Era una ficción espléndida, solo que nadie creyó que fuera ficción y hubo millones que se la creyeron: palabra del Señor. Aquel texto fue mucho más que un texto: fue la forma en que tantos entendieron el mundo durante dos milenios, realidad intensamente compartida. En todo ese tiempo los hombres y mujeres vivieron esperando que aquella revelación se realizara. Nunca lo hizo, pero fundó un concepto: la ilusión de que un gran final es el mejor principio. Los apocalipsis solían ser —y de ahí sus triunfos— la bienvenida violenta a la esperanza.

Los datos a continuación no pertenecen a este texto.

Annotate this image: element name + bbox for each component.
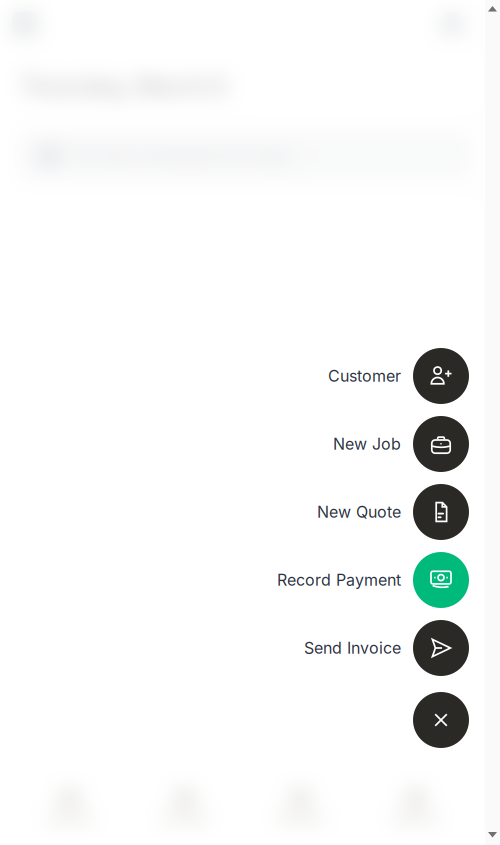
button[interactable]: Scroll up	[488, 0, 498, 12]
button[interactable]: Close menu	[0, 692, 485, 748]
button[interactable]: Send Invoice	[0, 620, 485, 676]
staticText: Customer	[328, 367, 401, 386]
staticText: Record Payment	[277, 571, 401, 590]
staticText: Send Invoice	[304, 639, 401, 658]
button[interactable]: Record Payment	[0, 552, 485, 608]
button[interactable]: Scroll down	[488, 832, 498, 845]
button[interactable]: New Quote	[0, 484, 485, 540]
button[interactable]: Customer	[0, 348, 485, 404]
staticText: New Quote	[317, 503, 401, 522]
button[interactable]: New Job	[0, 416, 485, 472]
staticText: New Job	[333, 435, 401, 454]
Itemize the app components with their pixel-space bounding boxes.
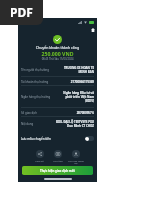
button[interactable]: Home bbox=[88, 25, 97, 34]
staticText: Tài khoản thụ hưởng bbox=[21, 80, 51, 84]
staticText: 287080957 6 bbox=[52, 111, 94, 115]
staticText: Chuyển khoản thành công bbox=[18, 45, 97, 50]
staticText: 21700066175369 bbox=[52, 80, 94, 84]
staticText: 250.000 VND bbox=[18, 50, 97, 57]
staticText: Ngân hàng thụ hưởng bbox=[21, 95, 51, 99]
staticText: Thực hiện giao dịch mới bbox=[40, 169, 75, 173]
staticText: PDF bbox=[10, 4, 33, 20]
staticText: BIDL ĐẠI LỘ TESTVSYS PXU Duo Minh CT CHO… bbox=[52, 120, 94, 128]
button[interactable]: Thực hiện giao dịch mới bbox=[22, 166, 93, 175]
staticText: Số giao dịch bbox=[21, 111, 51, 115]
button[interactable]: Lưu ảnh bbox=[49, 150, 67, 162]
staticText: Nội dung bbox=[21, 122, 51, 126]
staticText: Tên người thụ hưởng bbox=[21, 68, 51, 72]
button[interactable]: Lưu vào danh bạ bbox=[67, 150, 85, 165]
staticText: Lưu ảnh bbox=[53, 159, 63, 162]
staticText: Chia sẻ bbox=[35, 159, 44, 162]
staticText: TRUONG DI HOAN TE MINH BAN bbox=[52, 66, 94, 74]
button[interactable]: Lưu mẫu chuyển tiền bbox=[21, 134, 94, 143]
staticText: 08:45 Thứ Sáu 15/03/2024 bbox=[18, 57, 97, 61]
staticText: Lưu vào danh bạ bbox=[67, 159, 85, 165]
staticText: Ngân hàng Đầu tư và phát triển Việt Nam … bbox=[52, 91, 94, 103]
button[interactable]: Chia sẻ bbox=[30, 150, 49, 162]
staticText: Lưu mẫu chuyển tiền bbox=[21, 137, 51, 141]
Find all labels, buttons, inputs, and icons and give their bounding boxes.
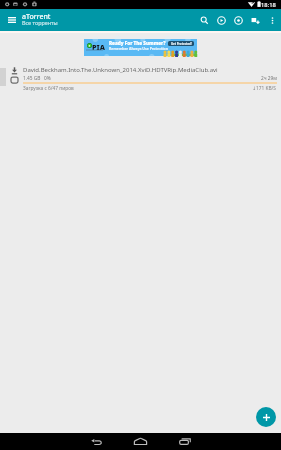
button[interactable]: Resume all — [213, 9, 230, 31]
staticText: 1.45 GB — [23, 75, 41, 82]
button[interactable]: Back — [78, 433, 114, 450]
button[interactable]: Add torrent file — [247, 9, 264, 31]
staticText: Ready For The Summer? — [109, 40, 166, 46]
staticText: aTorrent — [22, 11, 51, 21]
staticText: 2ч 29м — [261, 75, 277, 82]
button[interactable]: Home — [122, 433, 158, 450]
staticText: 18:18 — [261, 1, 276, 9]
button[interactable]: David.Beckham.Into.The.Unknown_2014.XviD… — [0, 59, 281, 99]
button[interactable]: Get Protected! — [168, 41, 194, 46]
staticText: Все торренты — [22, 19, 58, 26]
button[interactable]: Recent apps — [167, 433, 203, 450]
staticText: Get Protected! — [171, 42, 192, 46]
button[interactable]: Open navigation drawer — [3, 9, 20, 31]
button[interactable]: Search — [196, 9, 213, 31]
staticText: Remember Always Use Protection — [109, 46, 168, 51]
staticText: ↓171 KB/S — [252, 85, 277, 92]
button[interactable]: Add torrent — [256, 407, 276, 427]
staticText: 0% — [44, 75, 51, 82]
staticText: Загрузка с 6/47 пиров — [23, 85, 74, 92]
staticText: David.Beckham.Into.The.Unknown_2014.XviD… — [23, 66, 218, 74]
button[interactable]: More options — [264, 9, 281, 31]
staticText: PIA — [92, 42, 105, 52]
button[interactable]: Stop all — [230, 9, 247, 31]
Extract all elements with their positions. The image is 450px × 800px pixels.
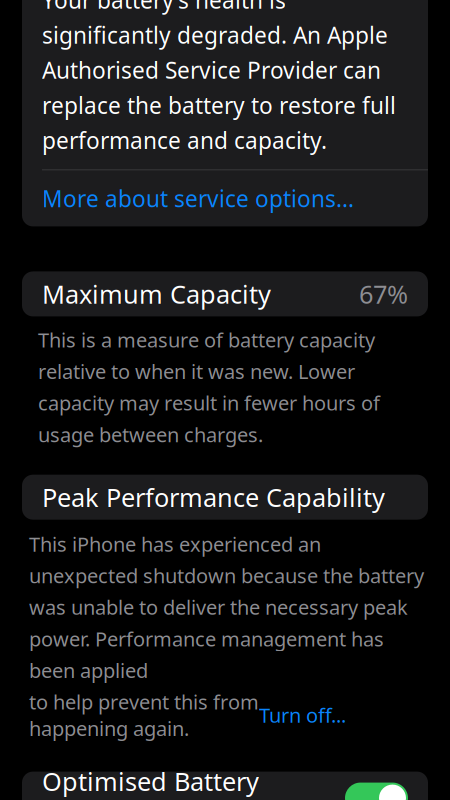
staticText: More about service options... <box>42 183 354 213</box>
staticText: Peak Performance Capability <box>42 480 385 514</box>
staticText: to help prevent this from happening agai… <box>29 688 259 742</box>
button[interactable]: Maximum Capacity <box>22 271 428 316</box>
button[interactable]: More about service options... <box>22 170 428 226</box>
button[interactable]: Turn off... <box>259 702 346 728</box>
button[interactable]: Peak Performance Capability <box>22 475 428 520</box>
staticText: Turn off... <box>259 702 346 728</box>
staticText: This is a measure of battery capacity re… <box>38 326 380 448</box>
staticText: This iPhone has experienced an unexpecte… <box>29 531 424 684</box>
staticText: Your battery's health is significantly d… <box>42 0 396 155</box>
staticText: 67% <box>359 277 408 311</box>
staticText: Maximum Capacity <box>42 277 271 311</box>
button[interactable]: Optimised Battery Charging <box>345 783 408 800</box>
staticText: Optimised Battery Charging <box>42 764 259 800</box>
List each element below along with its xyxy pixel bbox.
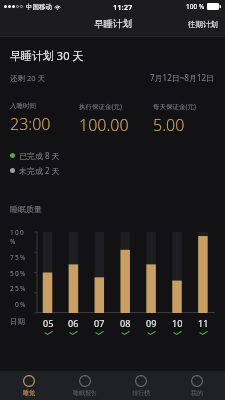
staticText: 50% xyxy=(10,269,27,278)
staticText: 睡觉 xyxy=(23,389,35,397)
staticText: 75% xyxy=(10,253,27,262)
staticText: 06 xyxy=(68,317,79,329)
staticText: 日期 xyxy=(10,317,25,326)
other: 排行榜 xyxy=(135,375,147,387)
staticText: 08 xyxy=(120,317,131,329)
other: 我的 xyxy=(191,375,203,387)
staticText: 早睡计划 30 天 xyxy=(10,48,84,63)
staticText: 0% xyxy=(15,300,27,309)
other: 睡觉 xyxy=(23,375,35,387)
staticText: 11:27 xyxy=(113,2,133,12)
staticText: 07 xyxy=(94,317,105,329)
staticText: 已完成 8 天 xyxy=(19,150,60,161)
staticText: 中国移动 xyxy=(26,3,52,11)
staticText: 早睡计划 xyxy=(94,18,132,30)
staticText: 100 % xyxy=(186,2,205,11)
button[interactable]: 往期计划 xyxy=(180,13,225,37)
staticText: 入睡时间 xyxy=(10,102,36,110)
staticText: 还剩 20 天 xyxy=(10,73,45,83)
staticText: 未完成 2 天 xyxy=(19,165,60,176)
staticText: 7月12日~8月12日 xyxy=(150,72,215,83)
staticText: 5.00 xyxy=(153,114,185,136)
staticText: 25% xyxy=(10,284,27,293)
staticText: 09 xyxy=(146,317,157,329)
staticText: 往期计划 xyxy=(188,20,218,29)
staticText: 睡眠质量 xyxy=(10,204,42,214)
staticText: 100% xyxy=(10,228,27,246)
staticText: 执行保证金(元) xyxy=(79,102,122,111)
staticText: 我的 xyxy=(191,389,203,397)
staticText: 睡眠报告 xyxy=(73,389,97,397)
staticText: 11 xyxy=(198,317,209,329)
button[interactable]: 排行榜 xyxy=(113,371,169,400)
staticText: 100.00 xyxy=(79,114,129,136)
button[interactable]: 睡觉 xyxy=(0,371,57,400)
staticText: 排行榜 xyxy=(132,389,150,397)
staticText: 23:00 xyxy=(10,113,51,135)
staticText: 每天保证金(元) xyxy=(153,102,196,111)
button[interactable]: 我的 xyxy=(169,371,225,400)
button[interactable]: 睡眠报告 xyxy=(57,371,113,400)
staticText: 10 xyxy=(172,317,183,329)
staticText: 05 xyxy=(43,317,54,329)
other: 睡眠报告 xyxy=(79,375,91,387)
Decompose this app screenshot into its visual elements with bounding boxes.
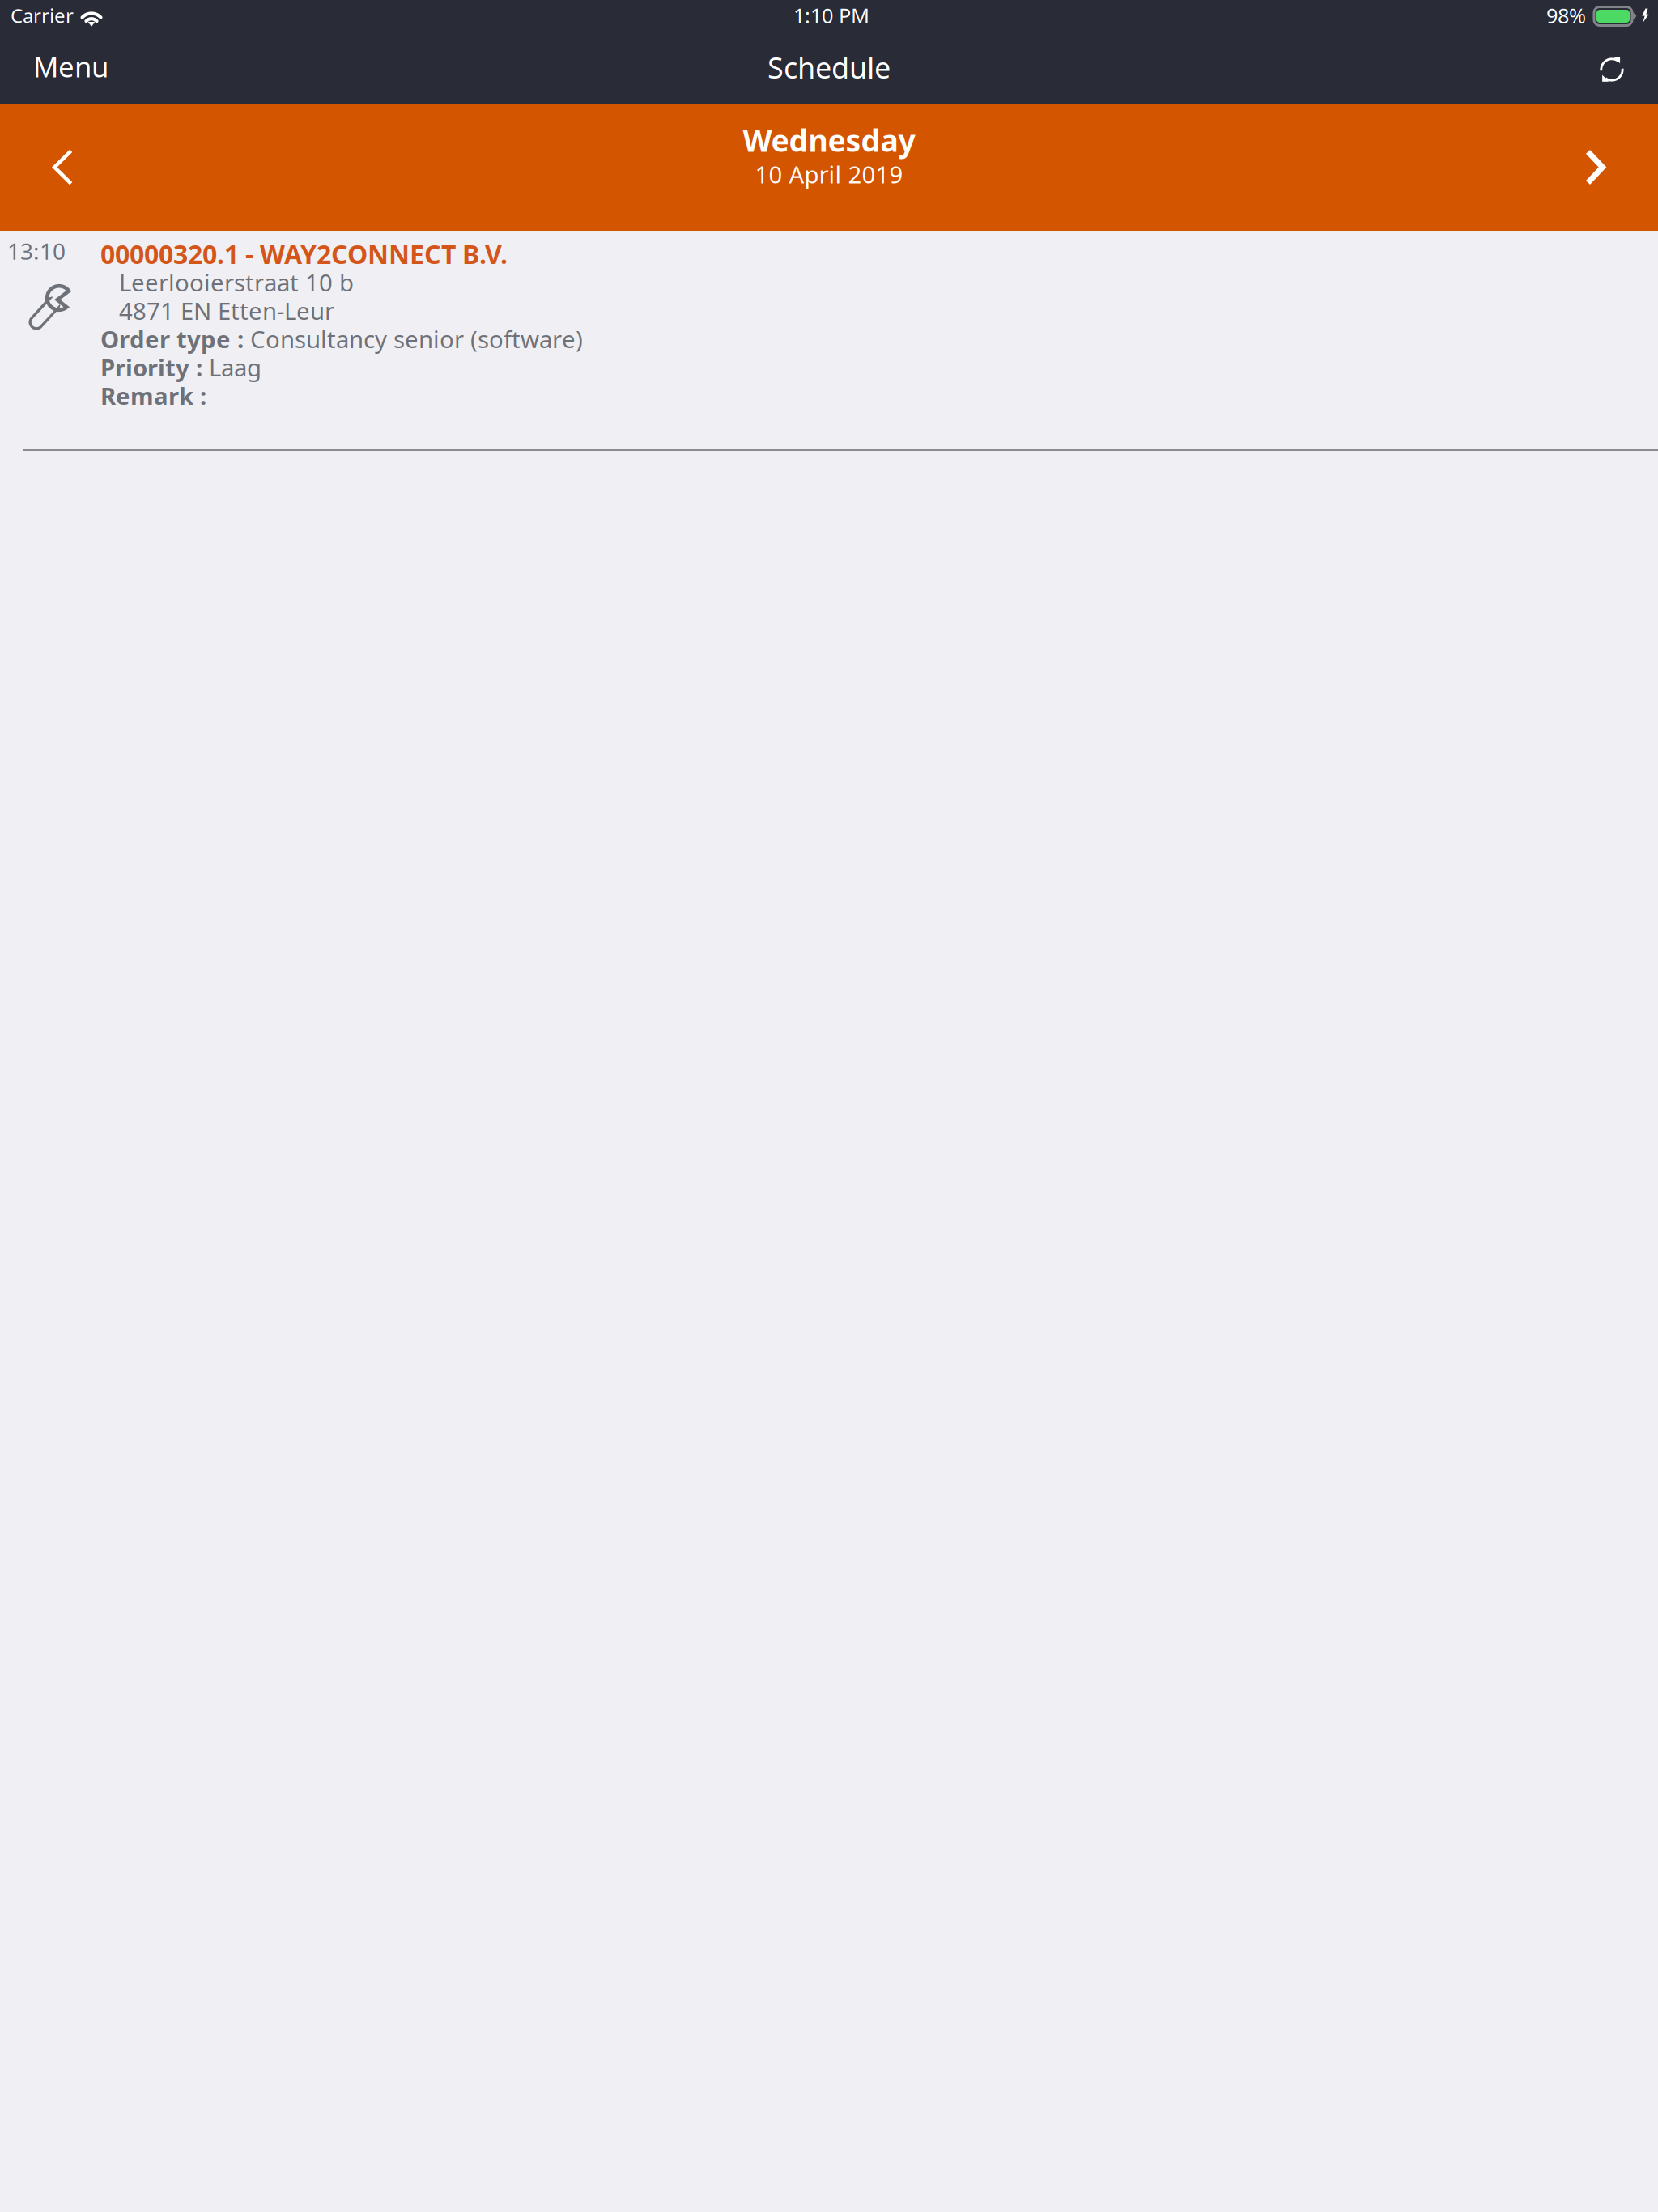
button[interactable]: Refresh (1572, 40, 1642, 104)
staticText: 1:10 PM (793, 2, 869, 29)
staticText: Laag (209, 351, 261, 383)
staticText: Remark : (100, 380, 213, 411)
staticText: Consultancy senior (software) (250, 323, 583, 355)
staticText: Order type : (100, 323, 250, 355)
staticText: Carrier (11, 3, 74, 28)
staticText: 13:10 (7, 236, 66, 266)
button[interactable]: Menu (16, 40, 125, 104)
button[interactable]: Previous day (0, 104, 89, 231)
staticText: Wednesday (743, 120, 915, 160)
staticText: Menu (33, 48, 108, 85)
staticText: 98% (1546, 2, 1586, 29)
staticText: 00000320.1 - WAY2CONNECT B.V. (100, 237, 508, 271)
staticText: Schedule (767, 48, 891, 87)
staticText: Leerlooierstraat 10 b (119, 266, 354, 298)
staticText: 4871 EN Etten-Leur (119, 295, 334, 326)
staticText: 10 April 2019 (755, 158, 903, 190)
staticText: Priority : (100, 351, 209, 383)
button[interactable]: Next day (1569, 104, 1658, 231)
button[interactable]: 13:10 (0, 231, 1658, 452)
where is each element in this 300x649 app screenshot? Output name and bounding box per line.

Hubo muchos momentos en que el terror y la ilusión apocalípticos volvieron a primar: fechas redondas, semimesías verbosos, pestes, guerras, sequías, reyes sanguinarios. Y últimamente, cuando los cristianos fueron dejando de creer en él, lo reemplazaron otros. El penúltimo apocalipsis que inventamos fue muy extraordinario: por primera vez los hombres se hicieron con un poder que hasta entonces concedían a los dioses, el de arrasar el mundo. Por primera vez esa destrucción era humanamente posible, una amenaza cierta. Pero tenía un problema: el apocalipsis nuclear era un final que no abría la puerta a algo mejor. Lo mismo pasa, ahora, con el apocalipsis climático: dicen que nos acaba pero no empieza nada que queramos. Podría ser uno de los mayores cambios culturales de estos tiempos: ahora los apocalipsis de moda son adioses que solo se despiden, que no inauguran ningún mundo nuevo.
Vivimos en estado apocalíptico: la sensación tan extendida, tan mal entendida, de que todo se nos va al carajo. La ilusión no se rinde. Aunque cualquier observador puede dar fe de que hay una sola característica que unifica a todos los apocalipsis desde aquel primero: que nunca se realizan. Los apocalipsis, como los virus, no son tontos, y saben que, si nos mataran a todos, los primeros perjudicados serían ellos: desaparecerían. Los apocalipsis nos necesitan para que sigamos imaginándolos.
Y nosotros seguimos. Me gustaría saber cómo será el mundo cuando nos hagamos adultos y dejemos de inventarlos. Cuando nos convenzamos, por fin, de que no habrá un final bruto y un principio mágico: de que tendremos que trabajar para ir cambiando, paso a paso, todo lo que hace que queramos que este mundo se apocalipse, que reviente de una vez por todas.